Now On To Something More Useful

So let’s create a function to store skinning data per-vertex, as you may have seen with the above, that was painfully slow. If you have written any skinning tools, you know that the solution to this (other than learning C++) is to apply your change to all vertices at once. Below we build two lists, one of vertices and one of weights, then we

def storeBlindSkinning(mesh, sc):
	'''
	mesh is a skinned mesh, and sc is the skincluster affecting the mesh
	'''
	vtxList = []
	v = cmds.polyEvaluate(mesh, v=1)
	infs = cmds.skinCluster(sc, inf=1, q=1)
	vtxWeights = []
	for vtx in range(0, v):
	    objVtx = mesh + ".vtx[" + str(vtx) + "]"
	    vtxList.append(objVtx)
	    vals = cmds.skinPercent(sc, objVtx, q=1, v=1)
	    for i in range(0, len(infs)):
        	weightDict[infs[i]] = vals[i]
            vtxWeights.append(str(weightDict))
        cmds.polyBlindData(vtxList, id=12344, at='vertex', ldn='skinningInfo', sd=vtxWeights)

Setting all the data at once is 1/3 faster, however, setting this data takes quite some time, and you may want to take a hit for a progress bar. (break it up into groups) On ~60,000 vertices this took 10min (15min doing it inside the loop). I don’t mind that hit if it means that I can now detach/alter/slice my mesh without losing skinning data. You can even extract faces and the new vertices created will get the same blind data as their original. (one becomes two)

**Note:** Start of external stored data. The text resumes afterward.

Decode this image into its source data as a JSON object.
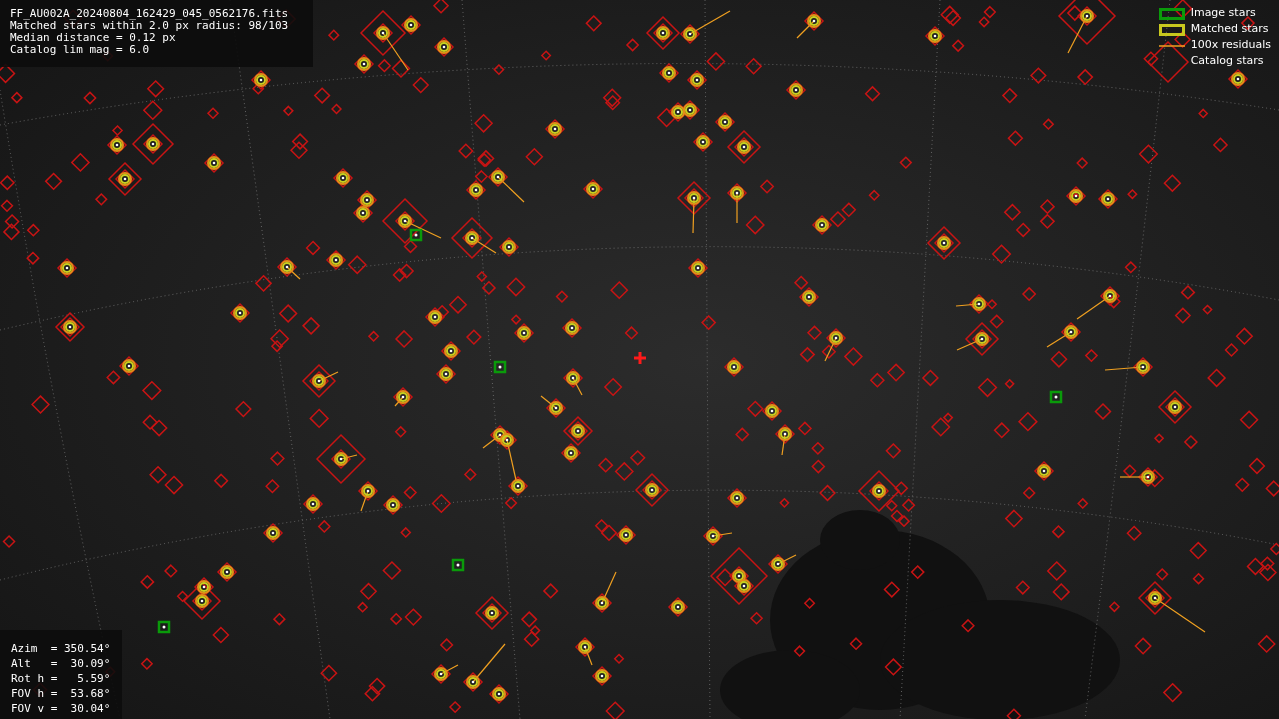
{
  "info_box": {
    "lines": [
      "FF_AU002A_20240804_162429_045_0562176.fits",
      "Matched stars within 2.0 px radius: 98/103",
      "Median distance = 0.12 px",
      "Catalog lim mag = 6.0"
    ]
  },
  "legend": {
    "items": [
      {
        "kind": "image",
        "label": "Image stars"
      },
      {
        "kind": "matched",
        "label": "Matched stars"
      },
      {
        "kind": "residual",
        "label": "100x residuals"
      },
      {
        "kind": "catalog",
        "label": "Catalog stars"
      }
    ]
  },
  "pointing_box": {
    "lines": [
      "Azim  = 350.54°",
      "Alt   =  30.09°",
      "Rot h =   5.59°",
      "FOV h =  53.68°",
      "FOV v =  30.04°"
    ]
  }
}
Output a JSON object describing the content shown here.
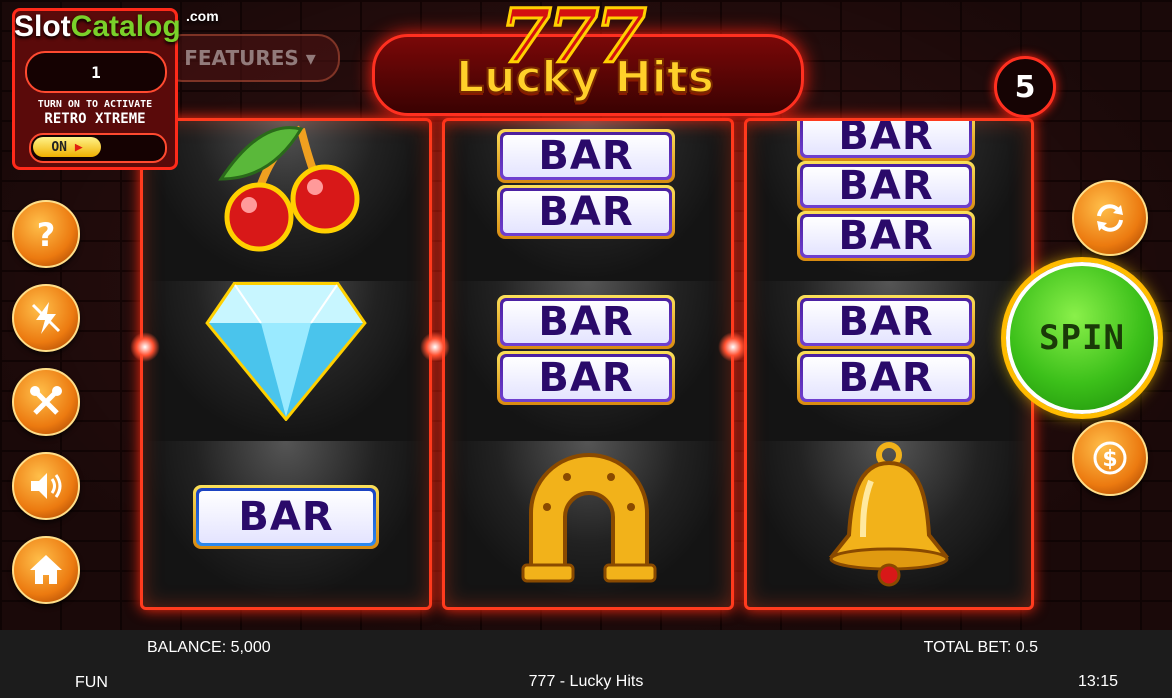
{
  "branding": {
    "logo_slot": "Slot",
    "logo_catalog": "Catalog",
    "logo_com": ".com"
  },
  "retro_panel": {
    "counter_value": "1",
    "hint_line1": "TURN ON TO ACTIVATE",
    "hint_line2": "RETRO XTREME",
    "toggle_label": "ON"
  },
  "features_button": {
    "label": "FEATURES ▾"
  },
  "title": {
    "number": "777",
    "name": "Lucky Hits"
  },
  "paylines": "5",
  "reels": [
    [
      "cherry",
      "diamond",
      "bar"
    ],
    [
      "double-bar",
      "double-bar",
      "horseshoe"
    ],
    [
      "triple-bar",
      "double-bar",
      "bell"
    ]
  ],
  "symbols": {
    "bar_text": "BAR"
  },
  "side_buttons_left": [
    "help-icon",
    "turbo-off-icon",
    "settings-icon",
    "sound-icon",
    "home-icon"
  ],
  "side_buttons_right": [
    "autoplay-icon",
    "bet-icon"
  ],
  "spin_label": "SPIN",
  "status": {
    "balance": "BALANCE: 5,000",
    "total_bet": "TOTAL BET: 0.5",
    "mode": "FUN",
    "game_name": "777 - Lucky Hits",
    "time": "13:15"
  },
  "colors": {
    "neon": "#ff3b1e",
    "spin": "#3cc01a",
    "button": "#ec7a10",
    "title": "#ffd12a"
  }
}
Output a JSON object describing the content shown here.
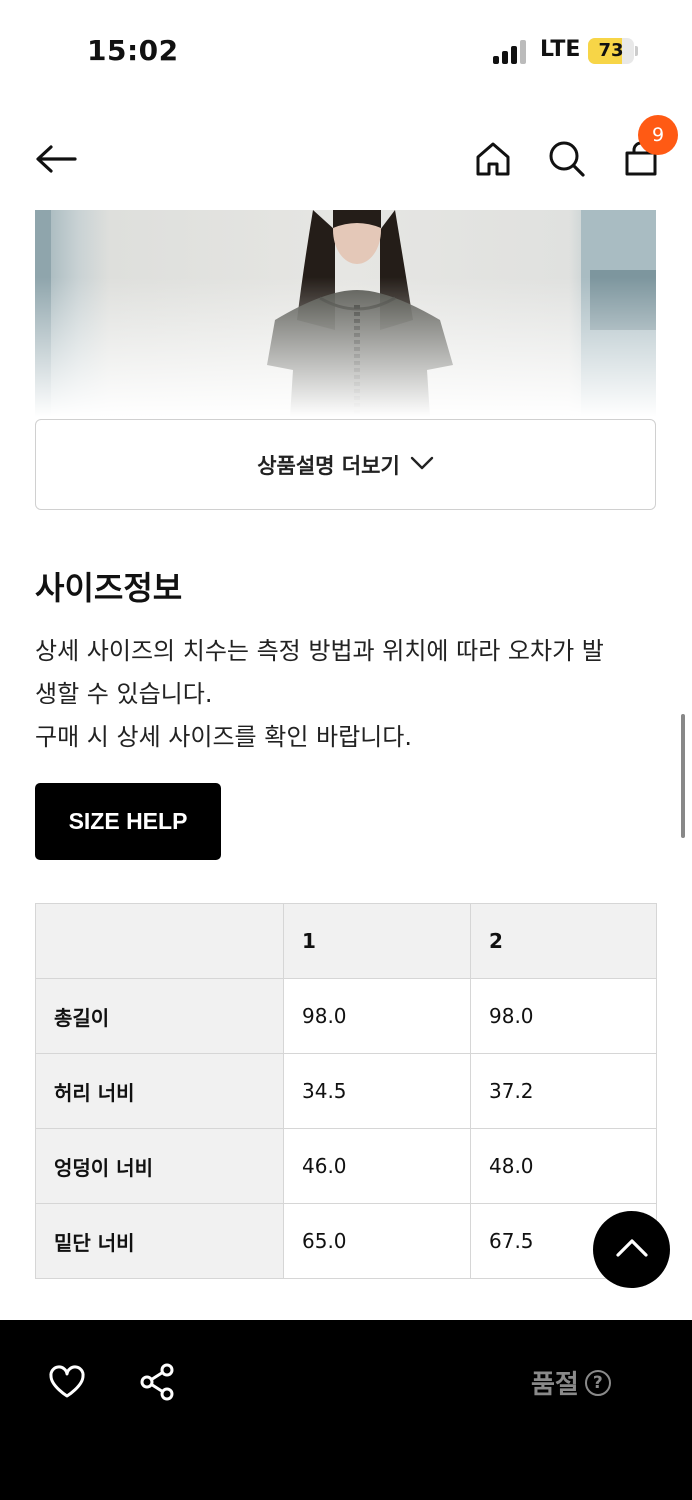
{
  "status_bar": {
    "time": "15:02",
    "network": "LTE",
    "battery_percent": "73",
    "battery_level": 0.73,
    "battery_color": "#f7d547"
  },
  "nav": {
    "back_icon": "arrow-left-icon",
    "home_icon": "home-icon",
    "search_icon": "search-icon",
    "cart_icon": "shopping-bag-icon",
    "cart_count": "9",
    "badge_color": "#ff5a14"
  },
  "product": {
    "more_label": "상품설명 더보기",
    "more_icon": "chevron-down-icon"
  },
  "size_info": {
    "title": "사이즈정보",
    "description_lines": [
      "상세 사이즈의 치수는 측정 방법과 위치에 따라 오차가 발",
      "생할 수 있습니다.",
      "구매 시 상세 사이즈를 확인 바랍니다."
    ],
    "help_button": "SIZE HELP",
    "table": {
      "headers": [
        "",
        "1",
        "2"
      ],
      "rows": [
        {
          "label": "총길이",
          "values": [
            "98.0",
            "98.0"
          ]
        },
        {
          "label": "허리 너비",
          "values": [
            "34.5",
            "37.2"
          ]
        },
        {
          "label": "엉덩이 너비",
          "values": [
            "46.0",
            "48.0"
          ]
        },
        {
          "label": "밑단 너비",
          "values": [
            "65.0",
            "67.5"
          ]
        }
      ]
    }
  },
  "scroll_top_icon": "chevron-up-icon",
  "bottom_bar": {
    "like_icon": "heart-icon",
    "share_icon": "share-icon",
    "status_label": "품절",
    "help_icon": "question-circle-icon",
    "help_glyph": "?"
  }
}
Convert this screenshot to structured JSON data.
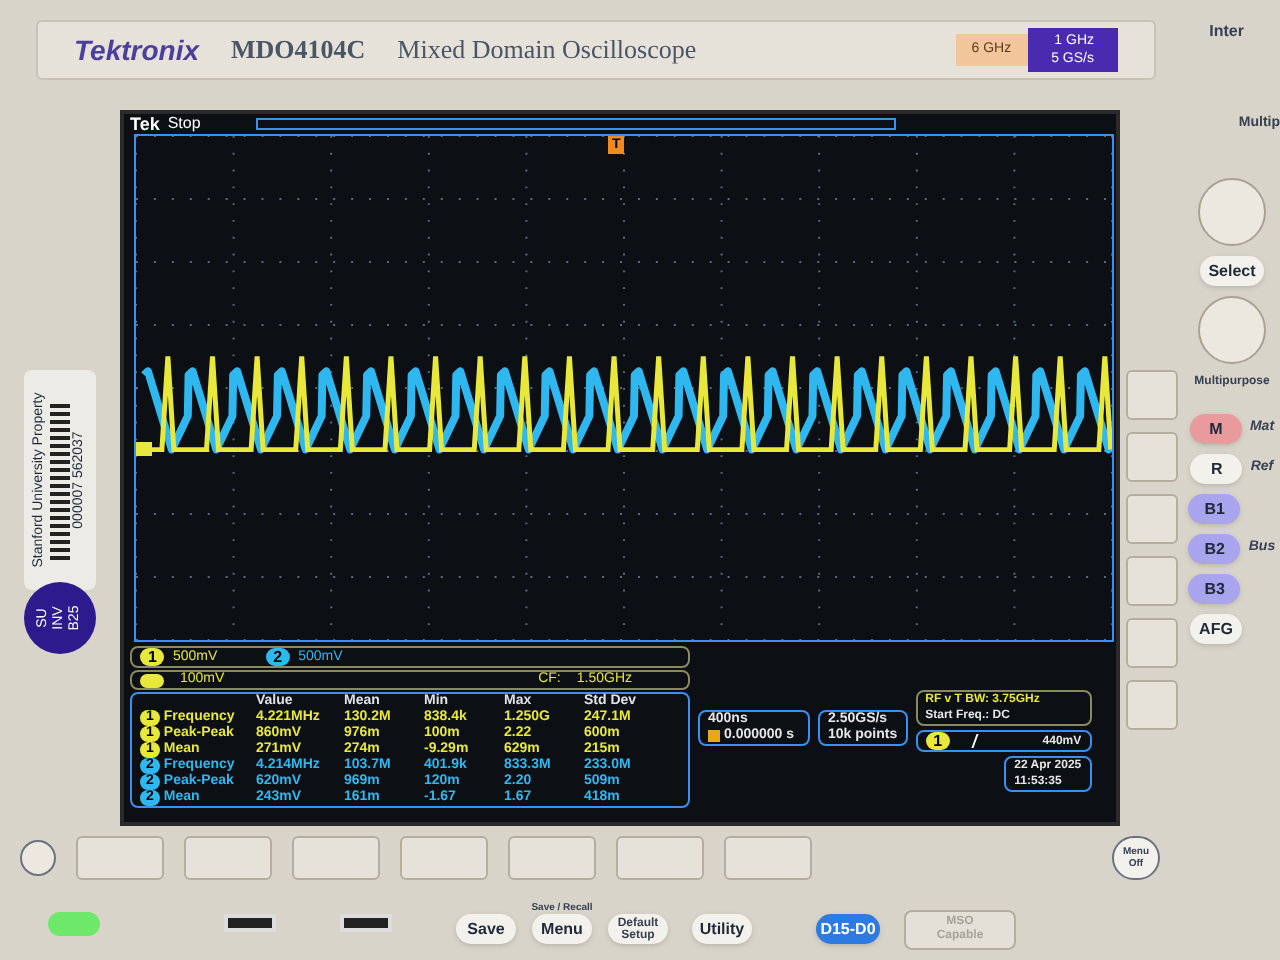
{
  "header": {
    "brand": "Tektronix",
    "model": "MDO4104C",
    "product": "Mixed Domain Oscilloscope",
    "badge_rf": "6 GHz",
    "badge_bw": "1 GHz",
    "badge_rate": "5 GS/s"
  },
  "front_labels": {
    "top_right": "Inter",
    "top_right_2": "Multip"
  },
  "sticker": {
    "owner": "Stanford University Property",
    "number": "000007 562037",
    "inventory": [
      "SU",
      "INV",
      "B25"
    ]
  },
  "screen": {
    "brand": "Tek",
    "state": "Stop",
    "trigger_marker": "T",
    "channels": [
      {
        "channel": "1",
        "scale": "500mV",
        "color": "#e8e83a"
      },
      {
        "channel": "2",
        "scale": "500mV",
        "color": "#2fb8f0"
      }
    ],
    "rf": {
      "scale": "100mV",
      "center": "CF:",
      "center_value": "1.50GHz"
    },
    "measure_columns": [
      "Value",
      "Mean",
      "Min",
      "Max",
      "Std Dev"
    ],
    "measurements": [
      {
        "channel": "1",
        "color": "#e8e83a",
        "name": "Frequency",
        "values": [
          "4.221MHz",
          "130.2M",
          "838.4k",
          "1.250G",
          "247.1M"
        ]
      },
      {
        "channel": "1",
        "color": "#e8e83a",
        "name": "Peak-Peak",
        "values": [
          "860mV",
          "976m",
          "100m",
          "2.22",
          "600m"
        ]
      },
      {
        "channel": "1",
        "color": "#e8e83a",
        "name": "Mean",
        "values": [
          "271mV",
          "274m",
          "-9.29m",
          "629m",
          "215m"
        ]
      },
      {
        "channel": "2",
        "color": "#2fb8f0",
        "name": "Frequency",
        "values": [
          "4.214MHz",
          "103.7M",
          "401.9k",
          "833.3M",
          "233.0M"
        ]
      },
      {
        "channel": "2",
        "color": "#2fb8f0",
        "name": "Peak-Peak",
        "values": [
          "620mV",
          "969m",
          "120m",
          "2.20",
          "509m"
        ]
      },
      {
        "channel": "2",
        "color": "#2fb8f0",
        "name": "Mean",
        "values": [
          "243mV",
          "161m",
          "-1.67",
          "1.67",
          "418m"
        ]
      }
    ],
    "timebase": {
      "scale": "400ns",
      "position": "0.000000 s"
    },
    "acquisition": {
      "rate": "2.50GS/s",
      "length": "10k points"
    },
    "rf_time": {
      "bandwidth": "RF v T BW: 3.75GHz",
      "start": "Start Freq.: DC"
    },
    "trigger": {
      "channel": "1",
      "level": "440mV"
    },
    "date": "22 Apr 2025",
    "time": "11:53:35"
  },
  "right_controls": {
    "select": "Select",
    "multipurpose": "Multipurpose",
    "math_key": "M",
    "math_label": "Mat",
    "ref_key": "R",
    "ref_label": "Ref",
    "bus_keys": [
      "B1",
      "B2",
      "B3"
    ],
    "bus_label": "Bus",
    "afg": "AFG",
    "menu_off": [
      "Menu",
      "Off"
    ]
  },
  "bottom_controls": {
    "group_label": "Save / Recall",
    "save": "Save",
    "menu": "Menu",
    "default": [
      "Default",
      "Setup"
    ],
    "utility": "Utility",
    "digital": "D15-D0",
    "mso": [
      "MSO",
      "Capable"
    ]
  }
}
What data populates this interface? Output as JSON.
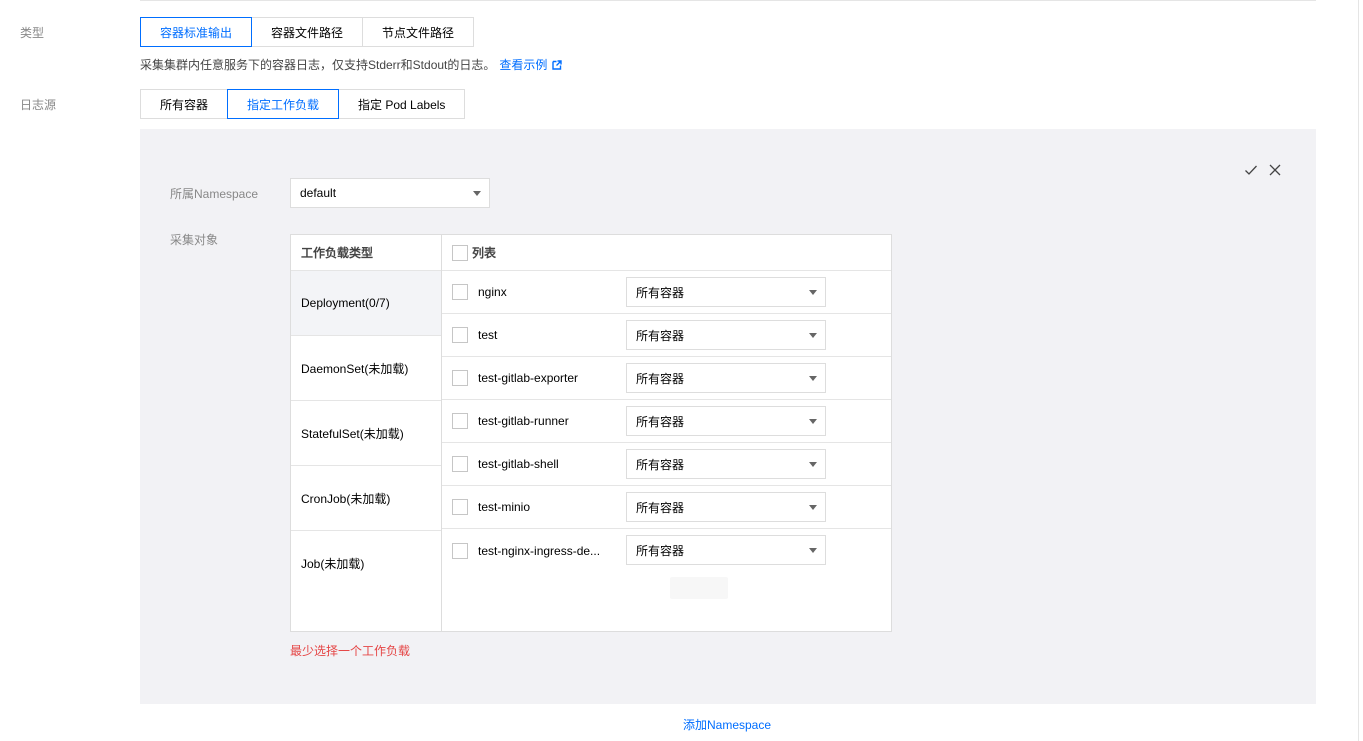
{
  "type_row": {
    "label": "类型",
    "options": [
      "容器标准输出",
      "容器文件路径",
      "节点文件路径"
    ],
    "active_index": 0,
    "hint_text": "采集集群内任意服务下的容器日志，仅支持Stderr和Stdout的日志。",
    "hint_link": "查看示例"
  },
  "source_row": {
    "label": "日志源",
    "options": [
      "所有容器",
      "指定工作负载",
      "指定 Pod Labels"
    ],
    "active_index": 1
  },
  "panel": {
    "namespace_label": "所属Namespace",
    "namespace_value": "default",
    "target_label": "采集对象",
    "table": {
      "left_header": "工作负载类型",
      "right_header": "列表",
      "workload_types": [
        "Deployment(0/7)",
        "DaemonSet(未加载)",
        "StatefulSet(未加载)",
        "CronJob(未加载)",
        "Job(未加载)"
      ],
      "workloads": [
        {
          "name": "nginx",
          "container": "所有容器"
        },
        {
          "name": "test",
          "container": "所有容器"
        },
        {
          "name": "test-gitlab-exporter",
          "container": "所有容器"
        },
        {
          "name": "test-gitlab-runner",
          "container": "所有容器"
        },
        {
          "name": "test-gitlab-shell",
          "container": "所有容器"
        },
        {
          "name": "test-minio",
          "container": "所有容器"
        },
        {
          "name": "test-nginx-ingress-de...",
          "container": "所有容器"
        }
      ]
    },
    "error_text": "最少选择一个工作负载"
  },
  "add_namespace": "添加Namespace",
  "colors": {
    "primary": "#006eff",
    "error": "#e54545",
    "panel_bg": "#f2f2f5"
  }
}
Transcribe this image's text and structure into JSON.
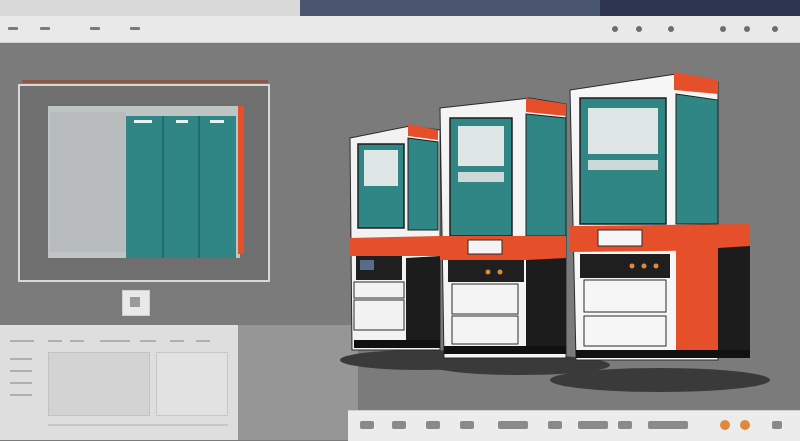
{
  "window": {
    "menu": [
      "",
      "",
      "",
      ""
    ]
  },
  "colors": {
    "teal": "#2f8685",
    "orange": "#e5502a",
    "background": "#7b7b7b",
    "panel": "#e9e9e9"
  },
  "icons": [
    "gear-icon",
    "grid-icon",
    "close-icon",
    "image-icon"
  ]
}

As always, the C++ API is much faster, my colleague, Bogdan speed tested the above function and 50,000 vertices took only a few milliseconds, compared to 10 minutes in pythonland.

Remember, there are other ways to store skinning data, using UVs, position, vertex color channels, etc. I just wanted to introduce people to blind data in Maya and show a potential use.